Driving, driving, and more driving across Wyoming. Wyoming really is kind of the way you’d think: lots of wide open spaces, lots of cattle grazing. Mountains rising in the distance. Next destination: Grand Teton National Park.
The Grand Tetons truly were amazing, rising up in the distance. I kept thinking, and saying, “Wow. They look like Expedition Everest at Disney,” even as I realized that it was rather idiotic to compare a man-made ride to some of God’s majestic creation.
An early-morning walk is a blessing for the whole day. ~Henry David Thoreau
So we parked at Jenny Lake, one of the large lakes in the park. My husband suggested we hike around part of the lake, about 2 or 3 miles. It was cool, and beautiful, and this sounded okay.
Pause for a bit of backstory here: the previous night, I wandered out of bed in the dark of night for a nocturnal bathroom visit. I can’t help it; it’s a legacy of having three children. Anyway, in my unfamiliarity with the hotel room layout, I lost my direction in the bathroom doorway and took a tumble INTO THE BATHTUB, UNCEREMONIOUSLY WHACKING MY BACK ON THE SPOUT AND THEN THE SOAP TRAY. Owwww! As I scurried to get myself up and out in the darkness, my first thought was not to wake anyone up. My second was that I sure hoped I was not hurt. I could not afford to be out of commission this early on a vacation! So, I was pretty sore, but headed back to bed.
The next morning, I was still pretty darn sore, especially my side and back. I popped a Motrin and soldiered on.
I’ll have to say that it was beautiful, at first. Each break in the trees would reveal a vista prettier than the one before — the clear blue lake mirroring the mountains covered with trees and snow, the beautiful sky.
About this time, my husband announced that we might as well just hike around the entire lake. It was “only” 7 miles. We didn’t have anything else to do.

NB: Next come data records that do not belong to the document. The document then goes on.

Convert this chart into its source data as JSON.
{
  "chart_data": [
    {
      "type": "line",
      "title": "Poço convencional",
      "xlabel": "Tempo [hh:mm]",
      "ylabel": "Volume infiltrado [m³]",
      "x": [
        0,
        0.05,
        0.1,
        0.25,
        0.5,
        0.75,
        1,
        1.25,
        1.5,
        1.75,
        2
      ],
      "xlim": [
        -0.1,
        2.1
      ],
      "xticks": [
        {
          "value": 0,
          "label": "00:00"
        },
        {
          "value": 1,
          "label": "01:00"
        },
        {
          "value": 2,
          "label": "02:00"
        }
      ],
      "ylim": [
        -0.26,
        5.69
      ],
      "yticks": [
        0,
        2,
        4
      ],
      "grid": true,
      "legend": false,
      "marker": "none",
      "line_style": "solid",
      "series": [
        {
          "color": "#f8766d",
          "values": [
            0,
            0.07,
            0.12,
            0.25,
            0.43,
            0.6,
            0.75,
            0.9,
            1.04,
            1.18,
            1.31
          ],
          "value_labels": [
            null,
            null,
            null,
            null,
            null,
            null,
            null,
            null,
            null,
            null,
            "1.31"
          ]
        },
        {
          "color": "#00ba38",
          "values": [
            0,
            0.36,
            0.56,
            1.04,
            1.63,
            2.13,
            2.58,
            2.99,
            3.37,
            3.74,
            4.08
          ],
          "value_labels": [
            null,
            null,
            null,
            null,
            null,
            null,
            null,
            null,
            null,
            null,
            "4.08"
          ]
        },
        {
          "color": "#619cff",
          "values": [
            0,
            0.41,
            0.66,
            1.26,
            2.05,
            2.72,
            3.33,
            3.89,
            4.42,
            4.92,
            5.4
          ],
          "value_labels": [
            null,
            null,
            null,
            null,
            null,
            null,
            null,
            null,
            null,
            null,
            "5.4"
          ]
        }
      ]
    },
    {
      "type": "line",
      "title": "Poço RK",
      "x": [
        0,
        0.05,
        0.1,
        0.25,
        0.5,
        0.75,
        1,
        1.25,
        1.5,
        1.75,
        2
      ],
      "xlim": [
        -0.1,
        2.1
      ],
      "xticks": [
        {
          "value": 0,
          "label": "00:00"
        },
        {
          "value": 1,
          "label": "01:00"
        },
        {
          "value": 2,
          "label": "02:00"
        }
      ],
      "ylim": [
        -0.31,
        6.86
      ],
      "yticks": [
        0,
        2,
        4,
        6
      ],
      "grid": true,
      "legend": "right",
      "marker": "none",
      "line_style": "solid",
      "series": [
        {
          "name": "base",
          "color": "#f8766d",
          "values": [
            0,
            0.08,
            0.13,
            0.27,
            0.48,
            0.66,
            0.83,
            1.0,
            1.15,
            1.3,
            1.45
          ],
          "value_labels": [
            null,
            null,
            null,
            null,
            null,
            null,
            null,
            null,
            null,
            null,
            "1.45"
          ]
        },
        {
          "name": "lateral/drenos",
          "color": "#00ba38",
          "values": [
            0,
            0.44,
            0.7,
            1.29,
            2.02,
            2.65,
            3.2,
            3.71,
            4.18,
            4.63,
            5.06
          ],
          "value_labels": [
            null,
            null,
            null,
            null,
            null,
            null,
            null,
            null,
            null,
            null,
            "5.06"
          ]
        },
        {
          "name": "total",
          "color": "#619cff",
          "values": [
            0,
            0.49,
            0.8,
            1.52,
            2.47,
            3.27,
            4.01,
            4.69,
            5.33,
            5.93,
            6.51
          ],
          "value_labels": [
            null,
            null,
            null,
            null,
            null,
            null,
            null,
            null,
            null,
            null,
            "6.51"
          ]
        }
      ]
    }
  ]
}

We passed some people. Others passed us. I noticed that there is a definite “look” to the kind of folks who frequent national parks. They’re not your typical WalMart crowd. No, they’re often a little older, and they’re … fit. They wear LLBean-type clothes. They carry walking poles. They wear Indiana Jones hats. They are chipper. They wear backpacks with packets of trail mix and bottles of water.
They are not, actually, like me.
We kept walking.
We passed by a group of these happy hikers, taking a break to munch on almonds or something. We kept on hiking.
It is not easy to walk alone in the country without musing upon something. ~Charles Dickens
Hiking, especially hiking several miles, provides plenty of time for thought. And “think” I did. I realized some things about myself. I realized that I am a person who enjoys nature, but in limited quantities. I don’t think I will ever be that senior who enjoys hiking through Alaska or sleeping in a tent.
I realized that, while I enjoy the beautiful scenery and viewing new places, I really do have a limit for the number of times I want to see a vista of the same lake through tree branches. I think that limit is something around 57. Or possibly 63, on a good day.
I realized that the Motrin was wearing off, and this scared me, because my back and side were really starting to hurt again. I was okay though, right? I mean, I was able to get up out of the tub and I had already walked several miles today. Then again, there were those scary internal injuries that you can’t see. That’s actually how Princess Diana died! She looked okay after her car crash, but the internal injuries killed her. I didn’t even want to think what was going on in my insides, but they weren’t feeling too great.
About six miles in, nature played a cruel joke. Just when I thought we’d be starting to see signs of a welcome center, we came across a sign. A detour sign.
This detour took us away from the beautiful lake and tree-covered trail. Now, we were hiking up along the mountains. It was rocky. It was hot. It was dusty. It was long, long, long, and it felt like I was stuck in some never-ending circle of Dante’s Inferno.
In the morning a man walks with his whole body; in the evening, only with his legs. ~Ralph Waldo Emerson
We walked a couple more miles. Still no visitor’s center. Finally, we reached a map. And it looked like — wait for it — we were on THE OPPOSITE SIDE OF THE LAKE FROM WHERE WE PARKED.
At this point, I did something I rarely do. I totally lost it, right out there on the nature trail.
“I CAN’T STAND IT!” I screamed. “WE’RE NEVER GOING TO GET BACK TO THE WELCOME CENTER! WE HAVE ALREADY HIKED LIKE NINE MILES AND MY BACK HURTS AND I’M HOT AND THIS IS NOT FUN AND ORIGINALLY THIS WAS SUPPOSED TO ONLY BE TWO OR THREE MILES AND I’M SICK OF IT!”
Wow. That was unusual. For me. My husband, annoyed, yelled out my name twice, followed by “Calm down!” My older two girls looked at each other with raised eyes and kept walking. My youngest came up, linked arms with me, and we … kept walking. There was really nothing else to do.
Finally, at some point in the day, we got back to our starting place. It had been a memorable day — that’s for sure.